Today, SNNPRS has 21m people and 50 recognised groups. Its ruling party, the Southern Ethiopian People’s Democratic Movement (SEPDM), is part of the EPRDF ruling coalition.
- The Welayta, the second-largest ethnic group in the state, are also demanding their own state. Prime Minister Abiy has been accused of patronising them on their decision to seek statehood.
- In May, Welayta people held a demonstration demanding statehood after the Welayta Zone affirmed a statehood request in November last year.
- Former prime minister Hailemariam Desalegn is from the Welayta ethnic group and served as president of the SNNPRS between 2001 and 2006.
“The state and federal authorities have no choice but to allow the people of Sidama to have their day in a referendum, provided that is the only road to statehood,” wrote Yonatan Fessha, an associate professor of law at South Africa’s University of the Western Cape.
There are other possible complications, such as whether the constitution needs to be amended when new states are created, and whether the current political structures can accommodate the expansion of political power.
“The already extremely fragile political condition in the country does not afford the instability and chaos that might follow from the disorderly partitioning of an existing state and similar push by others,” notes Fessha.
While the Sidama referendum is now the big event, the months and days leading up to it will also be important. The electoral board outlined several key areas that need to be addressed beforehand, including a distribution of wealth agreement to come into effect should the referendum favour the Sidama, a security cooperation plan and an administrative arrangement to protect non-Sidama ethnic groups in the zone.

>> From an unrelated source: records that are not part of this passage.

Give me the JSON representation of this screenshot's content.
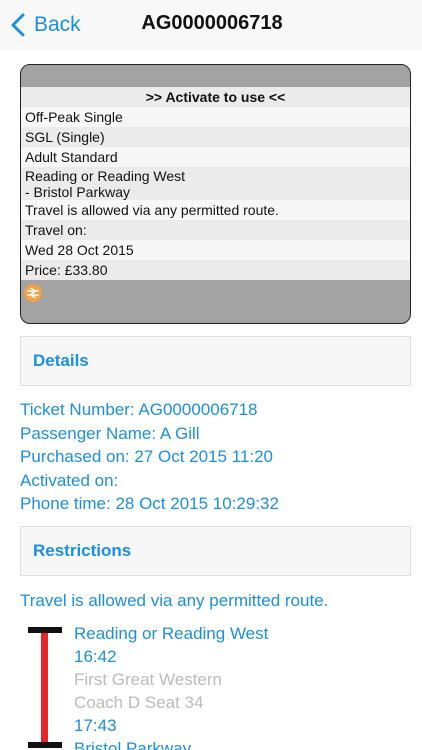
{
  "nav": {
    "back_label": "Back",
    "title": "AG0000006718"
  },
  "ticket": {
    "activate_label": ">> Activate to use <<",
    "rows": [
      "Off-Peak Single",
      "SGL (Single)",
      "Adult Standard",
      "Reading or Reading West",
      "- Bristol Parkway",
      "Travel is allowed via any permitted route.",
      "Travel on:",
      "Wed 28 Oct 2015",
      "Price: £33.80"
    ]
  },
  "details": {
    "heading": "Details",
    "ticket_number": "Ticket Number: AG0000006718",
    "passenger_name": "Passenger Name: A Gill",
    "purchased_on": "Purchased on: 27 Oct 2015 11:20",
    "activated_on": "Activated on:",
    "phone_time": "Phone time: 28 Oct 2015 10:29:32"
  },
  "restrictions": {
    "heading": "Restrictions",
    "text": "Travel is allowed via any permitted route."
  },
  "journey": {
    "from_station": "Reading or Reading West",
    "depart_time": "16:42",
    "operator": "First Great Western",
    "seat": "Coach D Seat 34",
    "arrive_time": "17:43",
    "to_station": "Bristol Parkway"
  },
  "colors": {
    "accent": "#1a8fe3",
    "route_line": "#e4252b",
    "ticket_frame": "#a3a3a3"
  }
}
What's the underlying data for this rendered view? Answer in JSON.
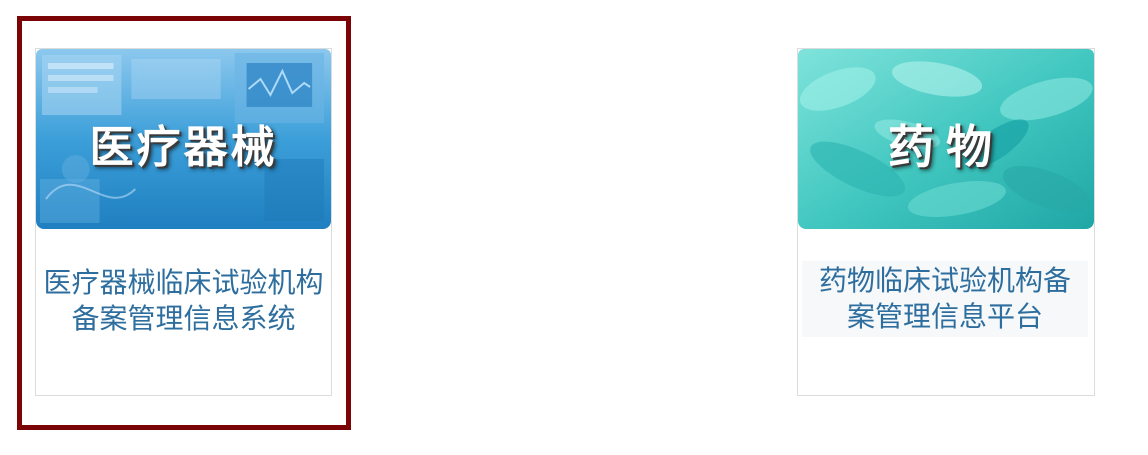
{
  "cards": [
    {
      "banner_title": "医疗器械",
      "caption": "医疗器械临床试验机构备案管理信息系统",
      "theme": "blue",
      "selected": true
    },
    {
      "banner_title": "药物",
      "caption": "药物临床试验机构备案管理信息平台",
      "theme": "teal",
      "selected": false
    }
  ],
  "colors": {
    "selection_border": "#7a0406",
    "caption_text": "#2e6e9e",
    "device_banner": "#2a8fce",
    "drug_banner": "#3fc9c2"
  }
}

- Many of these issues may lead to flare-ups, especially the distribution of wealth agreement, as Hawassa is not just the capital of the state, but its most important city, economically and politically.
- Another is who may vote in the referendum, as other ethnic groups in the state, which collectively outnumber the Sidama, could vote to keep the state as it is.
The bottom line: The potential disintegration of the SNNPRS offers Abiy Ahmed’s government a chance to rethink Ethiopia’s federal structure. However, while the Sidama question may be resolved in November, the issues that the ethnic-based federal structure helps to create seem set to remain.